Se acercan las fiestas de Navidad y con ellas mucha comida de por medio. Las cenas son muy vastas y siempre hay comida “prohibida” la cual intentamos evitar, pero al final terminamos comiéndola y arrepintiéndonos después.

Intentamos que nuestros hijos coman bien, pero siempre hay chocolates, galletas, dulces que no queremos que coman. Lo intentamos pero se ponen berrinchudos y la familia o nosotros mismos los consentimos dándoles lo que no queremos que coman.

En muchos países las comidas familiares son un momento importante para relacionarse y compartir tiempo con los demás. Sobretodo en Navidad y Año Nuevo. Usamos de excusa estos días importantes para hacer banquetes con la comida tradicional de la familia. De los cuales siempre sobra comida.

En estas fechas del año, sobre todo las mujeres, comenzamos a decir que no vamos a comer tanto, que siempre comemos de más, comemos tanto que subimos varios kilos, entre muchas otras cosas.
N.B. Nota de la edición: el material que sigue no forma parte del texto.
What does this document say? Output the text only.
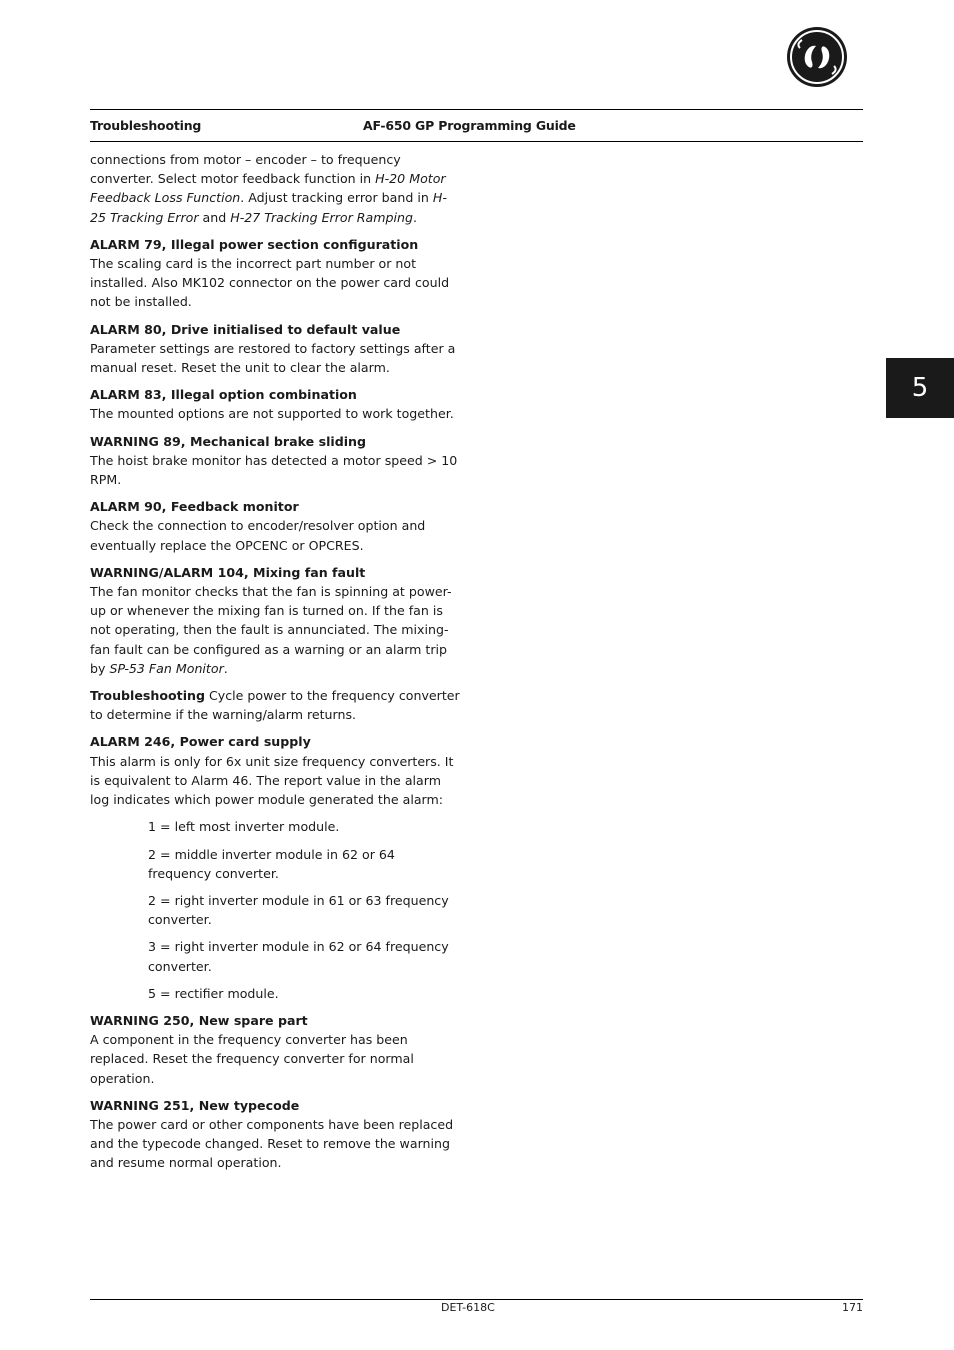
Troubleshooting	AF-650 GP Programming Guide
5

connections from motor – encoder – to frequency converter. Select motor feedback function in H-20 Motor Feedback Loss Function. Adjust tracking error band in H-25 Tracking Error and H-27 Tracking Error Ramping.

ALARM 79, Illegal power section configuration
The scaling card is the incorrect part number or not installed. Also MK102 connector on the power card could not be installed.

ALARM 80, Drive initialised to default value
Parameter settings are restored to factory settings after a manual reset. Reset the unit to clear the alarm.

ALARM 83, Illegal option combination
The mounted options are not supported to work together.

WARNING 89, Mechanical brake sliding
The hoist brake monitor has detected a motor speed > 10 RPM.

ALARM 90, Feedback monitor
Check the connection to encoder/resolver option and eventually replace the OPCENC or OPCRES.

WARNING/ALARM 104, Mixing fan fault
The fan monitor checks that the fan is spinning at power-up or whenever the mixing fan is turned on. If the fan is not operating, then the fault is annunciated. The mixing-fan fault can be configured as a warning or an alarm trip by SP-53 Fan Monitor.

Troubleshooting Cycle power to the frequency converter to determine if the warning/alarm returns.

ALARM 246, Power card supply
This alarm is only for 6x unit size frequency converters. It is equivalent to Alarm 46. The report value in the alarm log indicates which power module generated the alarm:

1 = left most inverter module.

2 = middle inverter module in 62 or 64 frequency converter.

2 = right inverter module in 61 or 63 frequency converter.

3 = right inverter module in 62 or 64 frequency converter.

5 = rectifier module.

WARNING 250, New spare part
A component in the frequency converter has been replaced. Reset the frequency converter for normal operation.

WARNING 251, New typecode
The power card or other components have been replaced and the typecode changed. Reset to remove the warning and resume normal operation.

DET-618C	171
Nuestro propósito de año nuevo es bajar de peso, pero al final nunca lo logramos.

Ellyn Satter, psicoterapeuta y nutrióloga ha creado “Satter Eating Competence Model” (Modelo Satter de Alimentación Competente). El cual he estado leyendo acerca de como funciona, de su filosofía y su manera de intervenir con las familias. Me encantó la manera en que trata los problemas alimenticios, sobretodo cuando estos sucede con niños. Es un modelo nuevo que no solo se centra en que bajes de peso, sino en que puedas disfrutar todo lo que comes quitándole presión.
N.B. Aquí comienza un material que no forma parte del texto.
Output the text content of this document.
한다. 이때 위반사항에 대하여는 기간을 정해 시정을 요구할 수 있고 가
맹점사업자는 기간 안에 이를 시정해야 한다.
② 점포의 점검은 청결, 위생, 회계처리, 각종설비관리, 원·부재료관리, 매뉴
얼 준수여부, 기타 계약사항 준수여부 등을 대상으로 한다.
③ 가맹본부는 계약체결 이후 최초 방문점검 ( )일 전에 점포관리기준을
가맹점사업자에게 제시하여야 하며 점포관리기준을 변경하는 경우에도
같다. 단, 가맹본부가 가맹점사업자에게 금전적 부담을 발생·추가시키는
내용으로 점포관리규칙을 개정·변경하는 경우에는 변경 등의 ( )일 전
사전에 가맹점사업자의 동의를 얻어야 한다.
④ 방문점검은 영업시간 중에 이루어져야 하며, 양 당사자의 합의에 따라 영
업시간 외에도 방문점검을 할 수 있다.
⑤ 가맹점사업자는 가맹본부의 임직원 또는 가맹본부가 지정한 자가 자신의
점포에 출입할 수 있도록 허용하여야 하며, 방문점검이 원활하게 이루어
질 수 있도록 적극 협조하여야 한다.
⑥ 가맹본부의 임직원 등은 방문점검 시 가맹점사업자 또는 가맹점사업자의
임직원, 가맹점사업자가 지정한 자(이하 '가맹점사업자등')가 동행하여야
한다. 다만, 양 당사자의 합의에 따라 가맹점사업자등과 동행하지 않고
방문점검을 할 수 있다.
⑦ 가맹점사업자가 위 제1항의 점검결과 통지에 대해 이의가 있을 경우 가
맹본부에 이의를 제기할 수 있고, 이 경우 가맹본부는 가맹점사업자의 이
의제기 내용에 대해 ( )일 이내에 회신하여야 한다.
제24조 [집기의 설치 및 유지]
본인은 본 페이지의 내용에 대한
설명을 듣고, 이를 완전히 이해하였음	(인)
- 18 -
 6 pasos que ayudan a reducir la ansiedad y la culpa:

  1. Tomate el tiempo necesario para comer.
    Disfruta lo que estas haciendo. No hagas otra actividad mientras que comes. Que sea un momento agradable donde te puedas relajar.
  2. Come la comida que disfrutes comer.
    No te enrolles pensando en que debes de comer y que no. Presta atención mientras que comes, confía en comer todo lo que quieras, ya sea mucho o poco, que este bien para ti. Come hasta que estes llena.
  3. Escoge la comida que te atraiga más.
    Siéntate y disfrútalo. Repite cuantas veces quieras.
  4. ” Tu cuerpo necesita variedad y tu alma placer”.
    Date el permiso de comer lo que quieras, olvida el pensar que puedes o no comer. El no convertir las frutas y verduras en una obligación, hace que estas las puedas comer con placer. El restringir algunos tipos de comida provoca lo mismo en niños como en adultos,  los cuales comen ansiosamente y llegan a atascarse cuando sí pueden comerlas.
  5. Pon horarios para las comidas y meriendas.
    El tener horarios no solo para las comidas sino también para las meriendas ayuda a que nuestro cuerpo se acostumbre y los niños tengan una rutina.
  6. Come todas las comidas y meriendas sentado.
    Esto ayuda para que podamos realizar todos los pasos anteriores. Disfrutar de la comida y sentir nuestro cuerpo. Nos empuja a no tener prisa por comer.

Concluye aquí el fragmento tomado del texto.